As it turned out, there was someone to blame. And it sure as Hells wasn’t her. When Jez pointed it out to her it had been such an incredible relief—to at last pull that awful knife from her heart and turn it on someone else. It all seemed so obvious once she heard it.

The instant Dorian came weird stuff started to happen. That eclipse. The dragon attack. And then that beast horde at the Oasis. Coincidence? Or was someone messing with other peoples’ lives without a hoot to how it hurt them? She’d been so dumb, so happy to believe him! She would’ve died for him ten times over… how sick was that?

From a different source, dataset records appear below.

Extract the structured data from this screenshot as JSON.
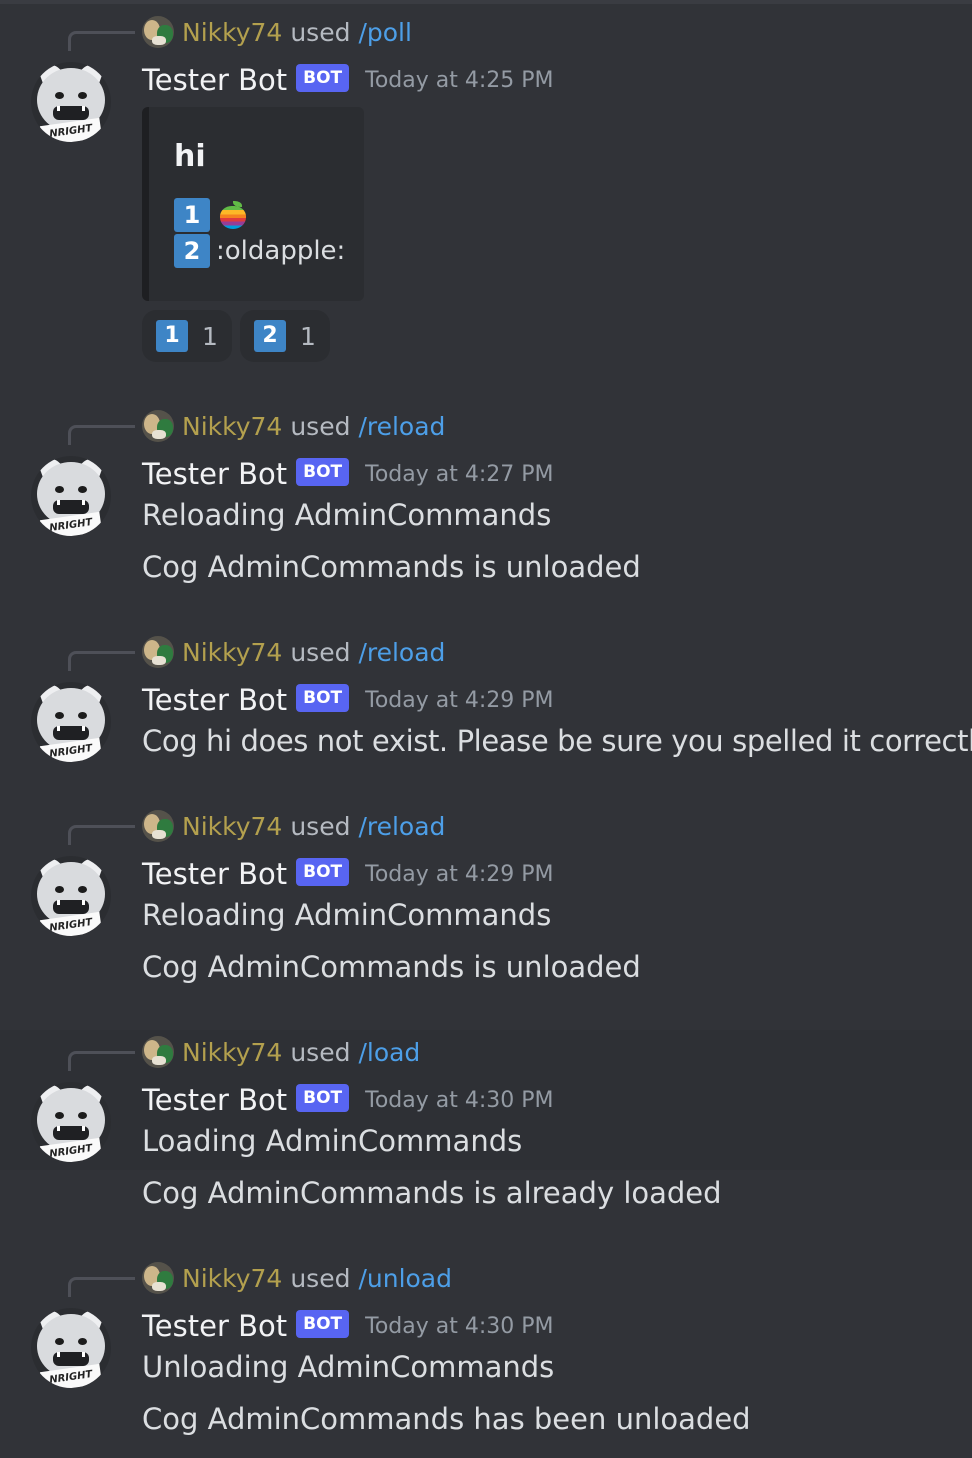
{
  "messages": [
    {
      "invoker": "Nikky74",
      "used": "used",
      "command": "/poll",
      "bot": "Tester Bot",
      "badge": "BOT",
      "time": "Today at 4:25 PM",
      "poll": {
        "title": "hi",
        "options": [
          {
            "key": "1",
            "emoji": "apple-rainbow-icon"
          },
          {
            "key": "2",
            "text": ":oldapple:"
          }
        ],
        "reactions": [
          {
            "key": "1",
            "count": "1"
          },
          {
            "key": "2",
            "count": "1"
          }
        ]
      }
    },
    {
      "invoker": "Nikky74",
      "used": "used",
      "command": "/reload",
      "bot": "Tester Bot",
      "badge": "BOT",
      "time": "Today at 4:27 PM",
      "lines": [
        "Reloading AdminCommands",
        "Cog AdminCommands is unloaded"
      ]
    },
    {
      "invoker": "Nikky74",
      "used": "used",
      "command": "/reload",
      "bot": "Tester Bot",
      "badge": "BOT",
      "time": "Today at 4:29 PM",
      "lines": [
        "Cog hi does not exist. Please be sure you spelled it correctly."
      ]
    },
    {
      "invoker": "Nikky74",
      "used": "used",
      "command": "/reload",
      "bot": "Tester Bot",
      "badge": "BOT",
      "time": "Today at 4:29 PM",
      "lines": [
        "Reloading AdminCommands",
        "Cog AdminCommands is unloaded"
      ]
    },
    {
      "invoker": "Nikky74",
      "used": "used",
      "command": "/load",
      "bot": "Tester Bot",
      "badge": "BOT",
      "time": "Today at 4:30 PM",
      "lines": [
        "Loading AdminCommands",
        "Cog AdminCommands is already loaded"
      ]
    },
    {
      "invoker": "Nikky74",
      "used": "used",
      "command": "/unload",
      "bot": "Tester Bot",
      "badge": "BOT",
      "time": "Today at 4:30 PM",
      "lines": [
        "Unloading AdminCommands",
        "Cog AdminCommands has been unloaded"
      ]
    }
  ],
  "avatar_text": "NRIGHT",
  "colors": {
    "background": "#313338",
    "username": "#b3a04e",
    "command": "#4d9fe8",
    "badge": "#5865f2",
    "keycap": "#3e85c6"
  }
}
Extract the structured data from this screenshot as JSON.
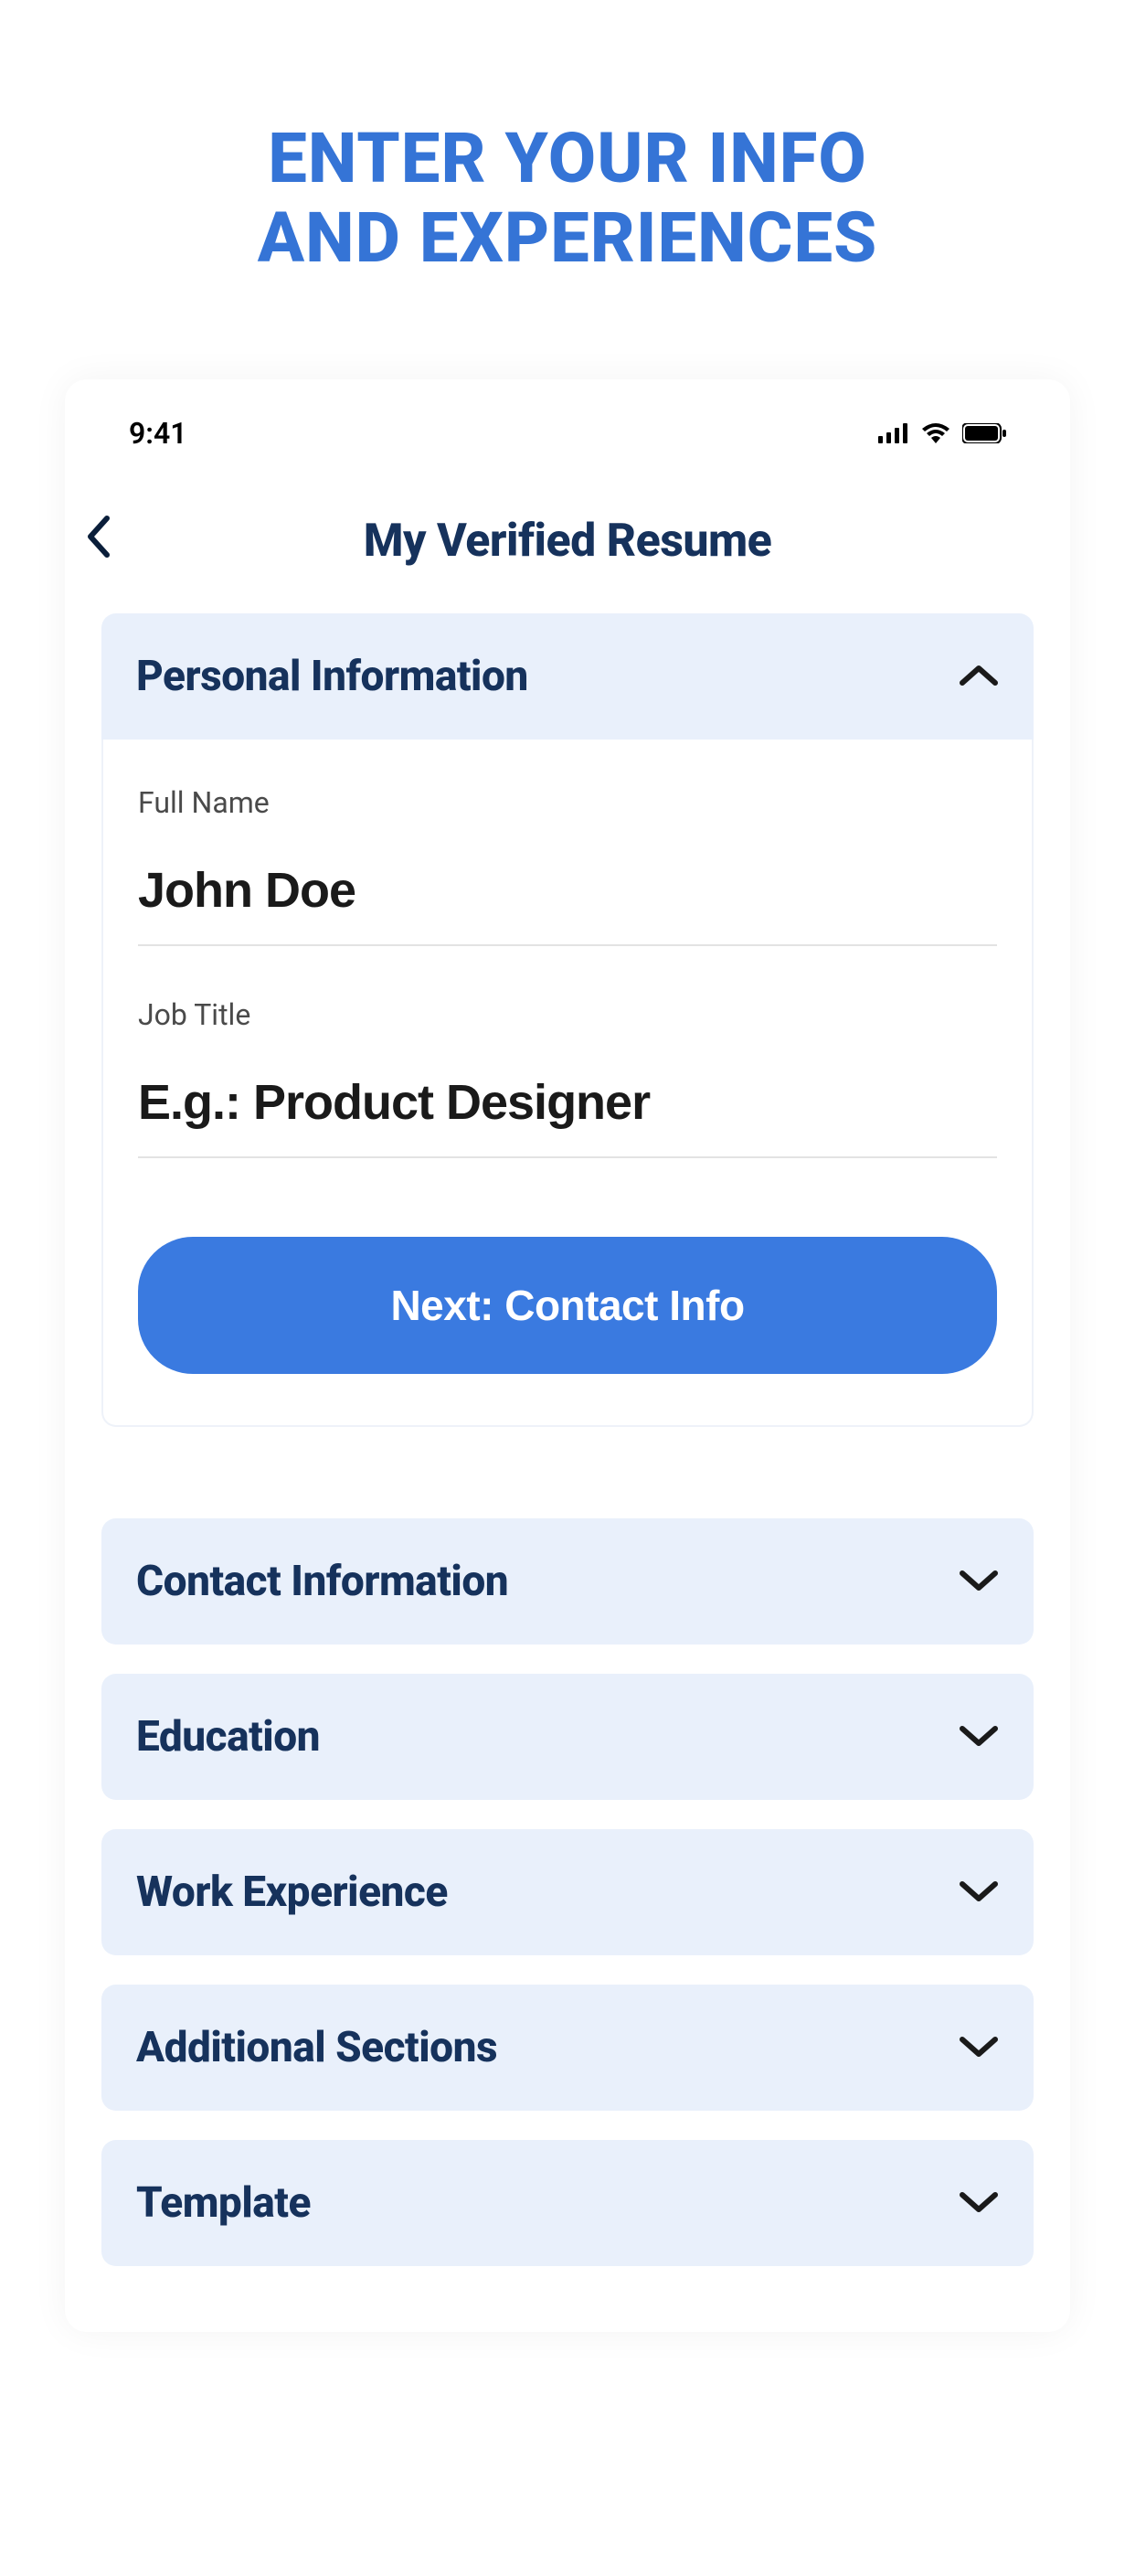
{
  "heading_line1": "ENTER YOUR INFO",
  "heading_line2": "AND EXPERIENCES",
  "status_bar": {
    "time": "9:41"
  },
  "nav": {
    "title": "My Verified Resume"
  },
  "sections": {
    "personal": {
      "title": "Personal Information",
      "fields": {
        "full_name": {
          "label": "Full Name",
          "value": "John Doe"
        },
        "job_title": {
          "label": "Job Title",
          "placeholder": "E.g.: Product Designer"
        }
      },
      "next_button": "Next: Contact Info"
    },
    "contact": {
      "title": "Contact Information"
    },
    "education": {
      "title": "Education"
    },
    "work": {
      "title": "Work Experience"
    },
    "additional": {
      "title": "Additional Sections"
    },
    "template": {
      "title": "Template"
    }
  }
}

Jez was no better, even if he couldn’t admit it to himself. Maybe none of these damned Gods were any better. Maybe giving power to a person was like putting spider poison in a good soup. Maybe she hated all of them at least a little. Even Jez, who gave her the one thing she still had worth a shit.

But not quite as much as she hated the asshole who smiled at her, and cheered her, and said he loved her while wearing her brother’s skin.

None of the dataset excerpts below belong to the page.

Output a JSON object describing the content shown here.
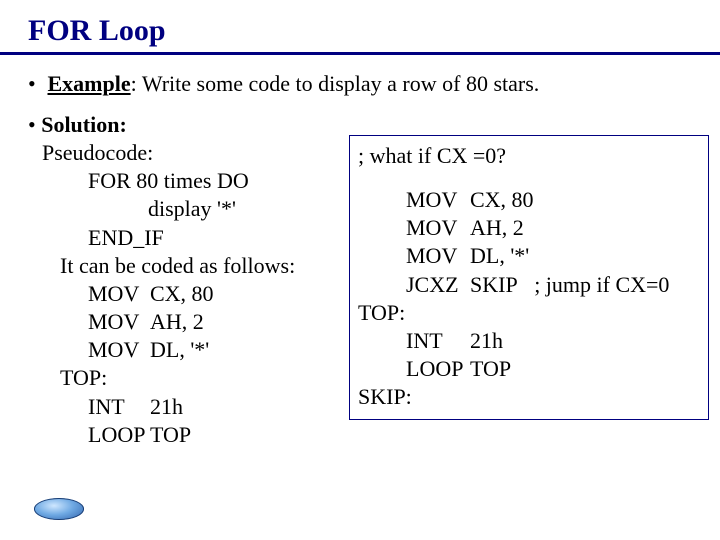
{
  "title": "FOR Loop",
  "example": {
    "label": "Example",
    "text": ": Write some code to display a row of 80 stars."
  },
  "solution": {
    "label": "Solution:",
    "pseudo_heading": "Pseudocode:",
    "pseudo_lines": {
      "for": "FOR 80 times DO",
      "display": "display '*'",
      "endif": "END_IF"
    },
    "coded_as": "It can be coded as follows:",
    "code": {
      "l1_mn": "MOV",
      "l1_op": "CX, 80",
      "l2_mn": "MOV",
      "l2_op": "AH, 2",
      "l3_mn": "MOV",
      "l3_op": "DL, '*'",
      "top_label": "TOP:",
      "l4_mn": "INT",
      "l4_op": "21h",
      "l5_mn": "LOOP",
      "l5_op": "TOP"
    }
  },
  "box": {
    "question": "; what if CX =0?",
    "code": {
      "l1_mn": "MOV",
      "l1_op": "CX, 80",
      "l2_mn": "MOV",
      "l2_op": "AH, 2",
      "l3_mn": "MOV",
      "l3_op": "DL, '*'",
      "l4_mn": "JCXZ",
      "l4_op": "SKIP",
      "l4_cmt": "; jump if CX=0",
      "top_label": "TOP:",
      "l5_mn": "INT",
      "l5_op": "21h",
      "l6_mn": "LOOP",
      "l6_op": "TOP",
      "skip_label": "SKIP:"
    }
  }
}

Where would she be if Dorian never came? Her eyes were wet. She sniffled.

In the Lower Realms. With her Tribe. With her tribe, and brother and lover, laughing and sharing roast Vordor around a campfire. It was so clear to her now, so obvious, so perfect, like a dream she once had that could never be.

Some tiny part of her felt a flicker of uneasiness at the story she was telling herself. Just a flicker, the feelings of someone she used to be. She figured some fool part of her still cared for him—somehow, despite it all—even now. Still thought maybe, just maybe, some part of him really cared for her too. How silly was that? She hated him. She hated him more than she’d ever hated anything. You can’t love and hate someone at the same time.

The flicker was gone.

She knew the truth.

Because of him she was here, which was nowhere at all. With nothing to think about neither except how miserable she was. Even the thought of his fucking smirk shot her up with anger. Stoked that pretty gold candle-flame Jez had put in her back in Azcan, the candle-flame he’d just made a golden inferno.

She knew then her eyes were glowing gold, and her lips curled into a snarl.

“You can’t know how bad I want to get my hands on him,” she whispered. “Every night it’s the last thought I have ‘fore I drift off. And then I dream of it, and I wake up, and it’s the first thing I think of. Every damned day. Your folk want him for bounty, do they?” Her fingers dug into her palms, drawing blood, pricks of delicious pain, and she laughed. Her voice sounded high and shrill, like someone else’s. “I want to strip the flesh off his skin, and strip the muscles off the bones, and tear out the tendons and poke out his eyes, and leave him only his vocal chords so I can hear the sound of his screaming! Maybe then he’ll know what it’s like to have your life taken from you piece by fucking piece!”